# Вопросы-ответы > Психологические консультации >  Приглашение гостей домой

## Данагуль

Харе Кришна! Подскажите пожалуйста, как поступить когда домой нужно позвать гостей. Я казашка, у нас по традиции обязательным блюдом является "бесбармак" - это мясо с тестом. Вот если возникнет необходимость звать гостей, особенно бабушек дедушек, во-общем старейшин очень уважаемых гостей. Для это обязательным блюдом является бесбармак и если его не готовить то меня не поймут, а скорее всего могут обидеться. Для самых близких родственников я конечно же готовлю по вегетариански они все воспринимают в шутку и считают что у них разгрузочный день. Можно конечно же не звать бабушек дедушек, но в некоторых случаях это является очень даже обязательным и тогда чтобы их же не обидеть нужно готовить бесбармак. Как быть?

----------


## Вирочана дас

ХАРЕ КРИШНА Данагуль. Спасибо Вам за важный вопрос. Я понимаю Вас, это действительно  трудно, найти решение в такой ситуации. И конечно, сочувствую Вам, потому, что  это приносит вам беспокойство. Однако можно попробовать найти здесь какое-то решение.
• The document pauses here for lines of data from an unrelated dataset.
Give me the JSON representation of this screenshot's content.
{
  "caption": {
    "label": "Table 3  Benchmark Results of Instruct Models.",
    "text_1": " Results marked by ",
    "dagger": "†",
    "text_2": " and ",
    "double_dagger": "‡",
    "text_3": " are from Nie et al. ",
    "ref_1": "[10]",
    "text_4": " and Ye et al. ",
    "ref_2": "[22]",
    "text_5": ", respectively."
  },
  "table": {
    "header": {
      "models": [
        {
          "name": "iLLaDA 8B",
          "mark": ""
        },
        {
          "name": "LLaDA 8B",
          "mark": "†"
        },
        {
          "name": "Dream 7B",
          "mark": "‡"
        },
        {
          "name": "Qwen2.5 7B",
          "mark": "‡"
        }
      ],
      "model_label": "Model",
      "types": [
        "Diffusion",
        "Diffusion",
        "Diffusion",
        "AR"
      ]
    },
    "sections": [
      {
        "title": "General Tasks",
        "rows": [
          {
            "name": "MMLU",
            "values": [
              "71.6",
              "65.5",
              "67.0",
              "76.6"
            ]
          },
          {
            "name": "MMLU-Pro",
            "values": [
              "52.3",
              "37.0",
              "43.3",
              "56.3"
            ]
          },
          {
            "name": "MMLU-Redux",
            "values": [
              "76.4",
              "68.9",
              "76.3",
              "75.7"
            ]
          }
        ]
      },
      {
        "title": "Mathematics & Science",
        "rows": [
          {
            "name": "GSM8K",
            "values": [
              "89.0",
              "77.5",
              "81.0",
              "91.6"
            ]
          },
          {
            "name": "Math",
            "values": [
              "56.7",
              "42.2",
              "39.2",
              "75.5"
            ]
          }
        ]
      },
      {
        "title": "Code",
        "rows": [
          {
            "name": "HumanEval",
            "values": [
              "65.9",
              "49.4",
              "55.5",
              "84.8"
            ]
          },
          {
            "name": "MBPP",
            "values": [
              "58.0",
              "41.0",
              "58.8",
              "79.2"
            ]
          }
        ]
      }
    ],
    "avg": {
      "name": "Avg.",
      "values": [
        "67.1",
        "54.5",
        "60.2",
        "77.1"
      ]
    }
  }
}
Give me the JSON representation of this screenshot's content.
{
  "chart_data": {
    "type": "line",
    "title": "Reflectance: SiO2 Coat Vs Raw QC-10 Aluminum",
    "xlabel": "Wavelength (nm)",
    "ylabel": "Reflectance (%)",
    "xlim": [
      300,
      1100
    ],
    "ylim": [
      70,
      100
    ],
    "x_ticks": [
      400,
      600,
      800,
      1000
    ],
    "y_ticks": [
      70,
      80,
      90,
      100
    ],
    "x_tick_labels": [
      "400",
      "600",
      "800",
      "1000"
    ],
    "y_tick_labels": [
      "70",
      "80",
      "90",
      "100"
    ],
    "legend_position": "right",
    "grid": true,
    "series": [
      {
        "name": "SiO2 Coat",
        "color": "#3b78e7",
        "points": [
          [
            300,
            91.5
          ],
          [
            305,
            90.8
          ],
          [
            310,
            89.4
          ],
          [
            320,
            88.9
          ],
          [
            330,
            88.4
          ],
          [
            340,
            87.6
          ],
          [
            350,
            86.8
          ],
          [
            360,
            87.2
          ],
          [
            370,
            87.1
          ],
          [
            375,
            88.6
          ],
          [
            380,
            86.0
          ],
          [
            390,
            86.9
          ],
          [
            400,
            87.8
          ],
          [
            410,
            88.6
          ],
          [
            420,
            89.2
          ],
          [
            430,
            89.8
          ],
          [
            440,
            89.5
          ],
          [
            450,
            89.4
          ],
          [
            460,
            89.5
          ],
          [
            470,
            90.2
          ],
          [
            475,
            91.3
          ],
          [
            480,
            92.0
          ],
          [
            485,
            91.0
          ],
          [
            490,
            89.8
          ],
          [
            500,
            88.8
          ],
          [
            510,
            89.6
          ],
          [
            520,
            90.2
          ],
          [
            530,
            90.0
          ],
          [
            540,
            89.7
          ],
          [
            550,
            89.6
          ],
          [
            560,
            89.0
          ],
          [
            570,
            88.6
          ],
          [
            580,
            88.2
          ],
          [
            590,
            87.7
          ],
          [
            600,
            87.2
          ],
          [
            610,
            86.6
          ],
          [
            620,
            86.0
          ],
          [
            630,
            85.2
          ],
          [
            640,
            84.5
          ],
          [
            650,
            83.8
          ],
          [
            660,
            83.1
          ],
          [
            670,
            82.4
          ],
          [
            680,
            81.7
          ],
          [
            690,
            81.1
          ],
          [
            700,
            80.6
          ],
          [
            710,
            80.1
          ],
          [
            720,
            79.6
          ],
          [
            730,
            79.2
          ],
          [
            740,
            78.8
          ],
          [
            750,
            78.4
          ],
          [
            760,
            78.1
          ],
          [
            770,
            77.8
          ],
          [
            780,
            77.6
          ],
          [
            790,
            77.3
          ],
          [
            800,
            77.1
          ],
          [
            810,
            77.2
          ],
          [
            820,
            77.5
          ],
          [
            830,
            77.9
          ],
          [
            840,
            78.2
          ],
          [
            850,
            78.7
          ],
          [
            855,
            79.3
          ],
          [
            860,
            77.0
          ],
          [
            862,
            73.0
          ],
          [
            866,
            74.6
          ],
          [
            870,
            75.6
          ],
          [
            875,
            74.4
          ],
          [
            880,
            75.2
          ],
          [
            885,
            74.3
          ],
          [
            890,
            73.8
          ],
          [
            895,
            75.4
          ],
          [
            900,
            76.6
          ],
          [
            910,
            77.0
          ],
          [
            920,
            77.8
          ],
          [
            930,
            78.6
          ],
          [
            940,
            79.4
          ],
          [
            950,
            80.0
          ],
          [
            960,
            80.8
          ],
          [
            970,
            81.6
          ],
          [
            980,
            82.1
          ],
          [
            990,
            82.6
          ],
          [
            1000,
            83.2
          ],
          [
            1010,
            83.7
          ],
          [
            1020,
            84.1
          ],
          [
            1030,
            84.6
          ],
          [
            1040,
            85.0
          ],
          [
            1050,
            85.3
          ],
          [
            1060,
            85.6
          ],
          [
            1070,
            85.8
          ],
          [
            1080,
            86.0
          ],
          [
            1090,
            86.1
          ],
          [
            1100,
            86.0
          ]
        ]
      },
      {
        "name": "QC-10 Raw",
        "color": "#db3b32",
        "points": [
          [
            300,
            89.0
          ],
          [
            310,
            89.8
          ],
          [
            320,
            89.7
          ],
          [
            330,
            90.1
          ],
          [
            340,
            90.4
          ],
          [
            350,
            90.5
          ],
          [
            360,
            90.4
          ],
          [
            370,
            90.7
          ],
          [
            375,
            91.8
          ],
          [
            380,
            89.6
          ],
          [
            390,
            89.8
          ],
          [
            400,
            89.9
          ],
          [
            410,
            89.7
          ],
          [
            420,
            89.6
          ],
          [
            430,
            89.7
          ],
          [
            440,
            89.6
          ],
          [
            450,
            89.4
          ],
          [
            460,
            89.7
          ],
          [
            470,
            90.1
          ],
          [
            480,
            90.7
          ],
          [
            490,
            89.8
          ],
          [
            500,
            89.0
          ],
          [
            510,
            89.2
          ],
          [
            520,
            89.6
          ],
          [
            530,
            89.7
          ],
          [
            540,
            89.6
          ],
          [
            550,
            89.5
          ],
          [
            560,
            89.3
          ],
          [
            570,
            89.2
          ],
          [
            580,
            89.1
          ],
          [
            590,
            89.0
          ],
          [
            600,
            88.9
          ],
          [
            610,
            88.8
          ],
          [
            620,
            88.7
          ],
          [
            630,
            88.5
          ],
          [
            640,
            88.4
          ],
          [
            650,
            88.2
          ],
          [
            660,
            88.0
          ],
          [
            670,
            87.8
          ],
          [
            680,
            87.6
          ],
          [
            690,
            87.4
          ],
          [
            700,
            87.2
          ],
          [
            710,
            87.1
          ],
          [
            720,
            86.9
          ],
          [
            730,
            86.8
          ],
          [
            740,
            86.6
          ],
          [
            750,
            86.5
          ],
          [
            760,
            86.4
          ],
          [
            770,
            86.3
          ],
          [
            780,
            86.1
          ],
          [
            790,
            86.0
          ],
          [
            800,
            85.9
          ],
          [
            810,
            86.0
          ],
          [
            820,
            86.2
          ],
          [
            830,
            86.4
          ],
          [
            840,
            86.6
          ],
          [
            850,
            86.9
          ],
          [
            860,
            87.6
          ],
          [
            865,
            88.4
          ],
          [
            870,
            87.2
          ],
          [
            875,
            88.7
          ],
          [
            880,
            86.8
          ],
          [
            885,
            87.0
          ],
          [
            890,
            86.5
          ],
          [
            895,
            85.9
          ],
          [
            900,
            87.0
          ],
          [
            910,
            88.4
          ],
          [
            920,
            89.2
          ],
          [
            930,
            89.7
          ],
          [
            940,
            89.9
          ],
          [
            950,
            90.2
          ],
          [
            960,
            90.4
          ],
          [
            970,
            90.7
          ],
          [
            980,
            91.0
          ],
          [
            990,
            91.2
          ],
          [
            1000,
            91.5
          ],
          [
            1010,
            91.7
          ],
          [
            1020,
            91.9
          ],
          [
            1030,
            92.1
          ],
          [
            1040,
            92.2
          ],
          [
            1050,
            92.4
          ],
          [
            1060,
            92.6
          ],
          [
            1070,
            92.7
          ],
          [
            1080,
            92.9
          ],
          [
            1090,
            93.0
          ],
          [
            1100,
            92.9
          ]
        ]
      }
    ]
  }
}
Мы понимаем, как важны для нас родственники, или семейные традиции. Они помогают сохранять отношения и культуру в семье. Это достойно уважения. Однако, если в семье кто-то начинает жить по более высоким моральным, культурным или духовным  принципам, это вообще-то должно встречаться всеми родственниками с радостью. Это как если кто-то в семье выучился и стал ученым или известным человеком - это приносит радость, все родные гордятся таким достойным родственником. 

Этот пример можно также применить и в Вашем случае, Данагуль. И хотя многие родные порой не способны принять и понять высшие идеалы своего члена семейства, истиной будет то, что ВЫ должны видеть так эту ситуацию и понимать это так. Вы должны быть сами очень сильно убеждены, в том, что действительно не хотите смерти животных, и поэтому  являетесь вегетарианкой. И ЭТО ОЧЕНЬ ХОРОШО! Я уверен, что это убеждение уже у Вас есть, и это хорошо!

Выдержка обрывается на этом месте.